Re-emerging into the light, the next section dealt with human remains, whilst displaying none. A glass cabinet boasted an odd assortment of artefacts normally buried alongside those who take their final rest beneath the ground. There was money, mostly from the east, to be spent in the afterlife, a pair of bright, high-heeled shoes for dancing with [the] god[s], and, the most unexpected of all: a mobile phone. This item, according to a funeral director interviewed for the exhibition, has become increasingly popular, just in case the departed need to get in touch post-burial… In Victorian times, a bell was commonly placed inside mausoleums; whilst the apparatus for communication has modernised with the times, an irrational fear that the living are mistakenly buried as dead has evidently not subsided.
In addition to an array of coffins and tombs, cremation urns were also included; the most interesting of which was a biodegradable urn, filled with seeds. The person’s ashes are placed into the urn, which is buried in fertile soul, and together they become new life in the form of a tree. Having read about the inception of these years ago, it was good to see this eco-friendly option available on the death market!
Also explored in this section were funeral traditions across the globe, which, by this point, I was unsurprised to learn are entirely varied. Many cultures mourn excessively, with extended periods of remembrance, and wearing black. Others treat one’s passing as cause to celebrate the life, rather than grieving the loss. In comparison to many, the English traditions seemed very formal and sombre, and I wondered if this was the cause or effect of our historically detached relationship with death.

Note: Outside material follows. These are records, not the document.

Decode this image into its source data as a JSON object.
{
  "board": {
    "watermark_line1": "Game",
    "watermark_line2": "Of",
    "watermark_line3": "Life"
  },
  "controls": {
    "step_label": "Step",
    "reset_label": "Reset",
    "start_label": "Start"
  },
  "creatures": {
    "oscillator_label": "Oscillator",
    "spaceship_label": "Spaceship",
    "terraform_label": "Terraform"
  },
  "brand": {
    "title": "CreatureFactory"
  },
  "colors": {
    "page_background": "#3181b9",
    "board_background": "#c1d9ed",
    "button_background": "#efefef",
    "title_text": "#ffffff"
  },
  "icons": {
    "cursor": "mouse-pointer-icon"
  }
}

Around the final corner, again diverted from the main space, was a section on science and ethics, which offered the subject of euthanasia up for debate. Once again, I was glad that this difficult topic had not been omitted. With a lot to consider I stepped into the final, reflective space – a softly lit, calm area, filled with seating, notepads and reading material.

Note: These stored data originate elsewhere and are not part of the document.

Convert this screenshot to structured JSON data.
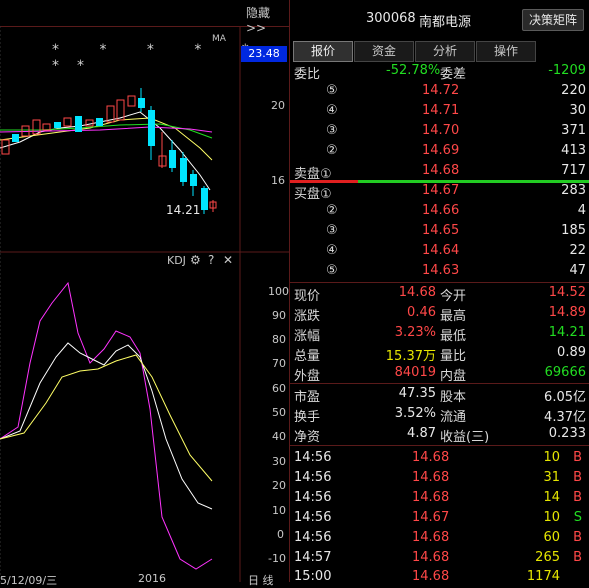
{
  "chart": {
    "hide_label": "隐藏>>",
    "ma_label": "MA",
    "stars": "* * * * * **",
    "price_badge": "23.48",
    "price_axis": [
      "20",
      "16"
    ],
    "low_label": "14.21",
    "kdj_label": "KDJ",
    "gear_icon": "⚙",
    "help_icon": "?",
    "close_icon": "✕",
    "kdj_axis": [
      "100",
      "90",
      "80",
      "70",
      "60",
      "50",
      "40",
      "30",
      "20",
      "10",
      "0",
      "-10"
    ],
    "bottom_left": "5/12/09/三",
    "bottom_mid": "2016",
    "bottom_right": "日 线"
  },
  "header": {
    "code": "300068",
    "name": "南都电源",
    "decision_button": "决策矩阵"
  },
  "tabs": [
    "报价",
    "资金",
    "分析",
    "操作"
  ],
  "order_ratio": {
    "label1": "委比",
    "value1": "-52.78%",
    "label2": "委差",
    "value2": "-1209"
  },
  "asks": [
    {
      "label": "⑤",
      "price": "14.72",
      "vol": "220"
    },
    {
      "label": "④",
      "price": "14.71",
      "vol": "30"
    },
    {
      "label": "③",
      "price": "14.70",
      "vol": "371"
    },
    {
      "label": "②",
      "price": "14.69",
      "vol": "413"
    },
    {
      "label": "卖盘①",
      "price": "14.68",
      "vol": "717"
    }
  ],
  "bids": [
    {
      "label": "买盘①",
      "price": "14.67",
      "vol": "283"
    },
    {
      "label": "②",
      "price": "14.66",
      "vol": "4"
    },
    {
      "label": "③",
      "price": "14.65",
      "vol": "185"
    },
    {
      "label": "④",
      "price": "14.64",
      "vol": "22"
    },
    {
      "label": "⑤",
      "price": "14.63",
      "vol": "47"
    }
  ],
  "quote": [
    {
      "l1": "现价",
      "v1": "14.68",
      "c1": "red",
      "l2": "今开",
      "v2": "14.52",
      "c2": "red"
    },
    {
      "l1": "涨跌",
      "v1": "0.46",
      "c1": "red",
      "l2": "最高",
      "v2": "14.89",
      "c2": "red"
    },
    {
      "l1": "涨幅",
      "v1": "3.23%",
      "c1": "red",
      "l2": "最低",
      "v2": "14.21",
      "c2": "green"
    },
    {
      "l1": "总量",
      "v1": "15.37万",
      "c1": "yel",
      "l2": "量比",
      "v2": "0.89",
      "c2": "wht"
    },
    {
      "l1": "外盘",
      "v1": "84019",
      "c1": "red",
      "l2": "内盘",
      "v2": "69666",
      "c2": "green"
    }
  ],
  "fundamentals": [
    {
      "l1": "市盈",
      "v1": "47.35",
      "l2": "股本",
      "v2": "6.05亿"
    },
    {
      "l1": "换手",
      "v1": "3.52%",
      "l2": "流通",
      "v2": "4.37亿"
    },
    {
      "l1": "净资",
      "v1": "4.87",
      "l2": "收益(三)",
      "v2": "0.233"
    }
  ],
  "ticks": [
    {
      "time": "14:56",
      "price": "14.68",
      "vol": "10",
      "side": "B"
    },
    {
      "time": "14:56",
      "price": "14.68",
      "vol": "31",
      "side": "B"
    },
    {
      "time": "14:56",
      "price": "14.68",
      "vol": "14",
      "side": "B"
    },
    {
      "time": "14:56",
      "price": "14.67",
      "vol": "10",
      "side": "S"
    },
    {
      "time": "14:56",
      "price": "14.68",
      "vol": "60",
      "side": "B"
    },
    {
      "time": "14:57",
      "price": "14.68",
      "vol": "265",
      "side": "B"
    },
    {
      "time": "15:00",
      "price": "14.68",
      "vol": "1174",
      "side": ""
    }
  ],
  "colors": {
    "up": "#ff4848",
    "down": "#22dd22",
    "volume": "#e6e600",
    "candle_down": "#00e5ff",
    "kdj_k": "#ffffff",
    "kdj_d": "#ffff66",
    "kdj_j": "#ff33ff"
  }
}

In ‘The Hour of Man’, nineteenth century historian Phillipe Ariè asserted that death had become “improper, like the biological acts of man.” He continued: “a new image of death is forming: the ugly and hidden death.” As evidenced by the first section of the exhibition, the English have forever explored the theme of death through art and mythology, but in practical terms, it is still commonly considered a taboo subject – one that is excluded from formal and cultural education. By shining a bright, unfaltering light on the subject, ‘Death: the Human Experience’ destigmatises Ariè’s “ugly and hidden”, exposing, instead, a universal, and ultimately final, event that affects every life at least once. I took many things from this fascinating exhibition, but most of all, that it is perfectly natural to talk about death.